Moscow has been accused of supporting mercenaries fighting against Libya's UN-backed Government of National Accord. (file photo)

A Moscow-based foundation with links to the Vagner Group, a Russian military contractor force, says three Russians and one Ukrainian national have been freed from captivity in Libya.

Aleksandr Malkevich, head of the Foundation for the Protection of Traditional Values, said on Telegram on January 2 that the four individuals had been "kidnapped" several weeks ago, but did not say why they were in Libya or who had allegedly detained them.

The foundation says it is a “a non-profit organization whose activities are aimed at protecting the national interests of the Russian Federation."
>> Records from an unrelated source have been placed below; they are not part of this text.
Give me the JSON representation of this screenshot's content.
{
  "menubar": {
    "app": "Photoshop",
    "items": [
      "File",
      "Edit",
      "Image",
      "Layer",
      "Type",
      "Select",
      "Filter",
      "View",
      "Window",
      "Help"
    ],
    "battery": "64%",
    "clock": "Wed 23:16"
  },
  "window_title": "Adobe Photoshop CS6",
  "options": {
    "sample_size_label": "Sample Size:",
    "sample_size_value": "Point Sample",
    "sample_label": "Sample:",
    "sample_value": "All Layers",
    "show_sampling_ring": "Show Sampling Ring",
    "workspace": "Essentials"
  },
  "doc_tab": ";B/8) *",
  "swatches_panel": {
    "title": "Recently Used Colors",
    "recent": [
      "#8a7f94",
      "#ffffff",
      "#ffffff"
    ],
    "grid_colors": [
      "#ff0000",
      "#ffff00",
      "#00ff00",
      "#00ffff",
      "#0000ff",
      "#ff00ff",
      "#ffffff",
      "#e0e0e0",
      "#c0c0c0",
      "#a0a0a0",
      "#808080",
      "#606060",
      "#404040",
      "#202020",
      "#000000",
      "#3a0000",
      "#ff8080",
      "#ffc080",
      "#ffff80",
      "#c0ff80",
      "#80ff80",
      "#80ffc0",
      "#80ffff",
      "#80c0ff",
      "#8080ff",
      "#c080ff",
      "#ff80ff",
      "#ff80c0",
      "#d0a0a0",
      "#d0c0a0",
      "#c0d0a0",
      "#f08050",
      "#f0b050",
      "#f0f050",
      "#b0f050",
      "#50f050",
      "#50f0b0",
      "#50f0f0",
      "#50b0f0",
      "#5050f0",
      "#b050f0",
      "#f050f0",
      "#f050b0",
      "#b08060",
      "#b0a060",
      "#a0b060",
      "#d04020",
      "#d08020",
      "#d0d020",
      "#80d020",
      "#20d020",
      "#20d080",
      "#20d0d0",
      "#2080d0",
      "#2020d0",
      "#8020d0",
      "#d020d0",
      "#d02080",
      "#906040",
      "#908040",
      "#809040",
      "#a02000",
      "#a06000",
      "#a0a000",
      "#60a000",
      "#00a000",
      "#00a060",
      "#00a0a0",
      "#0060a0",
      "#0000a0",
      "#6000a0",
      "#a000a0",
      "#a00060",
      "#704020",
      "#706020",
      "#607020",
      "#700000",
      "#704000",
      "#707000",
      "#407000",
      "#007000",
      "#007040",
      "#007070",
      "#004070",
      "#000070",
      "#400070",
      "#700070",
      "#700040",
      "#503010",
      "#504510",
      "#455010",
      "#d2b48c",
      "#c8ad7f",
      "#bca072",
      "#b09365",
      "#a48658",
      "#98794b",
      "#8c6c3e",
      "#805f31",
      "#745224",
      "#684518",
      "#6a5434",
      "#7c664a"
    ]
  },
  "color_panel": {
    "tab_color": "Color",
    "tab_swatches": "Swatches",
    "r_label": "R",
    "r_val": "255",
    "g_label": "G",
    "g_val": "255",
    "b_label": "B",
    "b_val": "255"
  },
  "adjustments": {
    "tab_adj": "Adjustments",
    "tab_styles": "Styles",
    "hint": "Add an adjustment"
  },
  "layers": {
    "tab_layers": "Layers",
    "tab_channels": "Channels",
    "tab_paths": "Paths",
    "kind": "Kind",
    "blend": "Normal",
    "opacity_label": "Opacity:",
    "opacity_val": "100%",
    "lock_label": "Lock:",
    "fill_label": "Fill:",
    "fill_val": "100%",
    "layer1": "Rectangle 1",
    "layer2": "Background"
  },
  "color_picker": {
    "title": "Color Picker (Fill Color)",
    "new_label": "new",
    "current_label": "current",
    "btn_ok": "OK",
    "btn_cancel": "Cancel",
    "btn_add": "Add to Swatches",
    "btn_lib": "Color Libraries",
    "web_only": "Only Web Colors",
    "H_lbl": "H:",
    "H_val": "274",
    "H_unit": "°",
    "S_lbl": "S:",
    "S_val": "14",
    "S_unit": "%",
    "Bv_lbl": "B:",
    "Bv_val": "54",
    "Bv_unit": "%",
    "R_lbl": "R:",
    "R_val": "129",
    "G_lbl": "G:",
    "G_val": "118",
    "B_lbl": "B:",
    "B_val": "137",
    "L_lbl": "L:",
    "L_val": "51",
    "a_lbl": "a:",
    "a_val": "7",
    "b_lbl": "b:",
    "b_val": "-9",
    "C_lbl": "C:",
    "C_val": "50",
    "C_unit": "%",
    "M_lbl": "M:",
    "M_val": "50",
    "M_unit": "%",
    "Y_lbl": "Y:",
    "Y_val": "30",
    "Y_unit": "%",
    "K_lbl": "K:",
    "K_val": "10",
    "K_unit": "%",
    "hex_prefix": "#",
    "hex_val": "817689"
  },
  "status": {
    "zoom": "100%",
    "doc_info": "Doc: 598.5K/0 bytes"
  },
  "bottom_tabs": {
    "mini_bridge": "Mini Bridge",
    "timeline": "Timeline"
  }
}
Moscow has been accused of supporting mercenaries fighting against the UN-backed Government of National Accord (GNA) in the Libyan capital, Tripoli. The GNA is vying for power against strongman Khalifa Haftar, who is supported by the United Arab Emirates, Russia, and Egypt.

The Vagner Group is believed to be headed by Russian businessman Yevgeny Prigozhin, a close associate of President Vladimir Putin.

In October, the European Union and Britain hit Prigozhin with an asset freeze and travel ban over Russia’s role in Libya's civil war.

Prigozhin "is engaged in and providing support" for the Vagner Group, threatening Libya's "peace, stability, and security," according to the bloc.

In December, the Foundation for the Protection of Traditional Values said two of its employees were released in Libya where they had been held since May 2019.

Malkevich said on December 10 that Russian citizens Maksim Shugalei and Samer Khasan Ali Sueifan had been released and would return to Moscow.

Libyan authorities said Shugalei, who is also a lawmaker in Russia's northern Komi Republic, and his interpreter Sueifan, were arrested on suspicion of trying to influence elections in Libya, which Russian officials have denied.

Shugalei and the foundation are widely known to have links to the Internet Research Agency, a St. Petersburg-based organization known as the Russian "troll farm."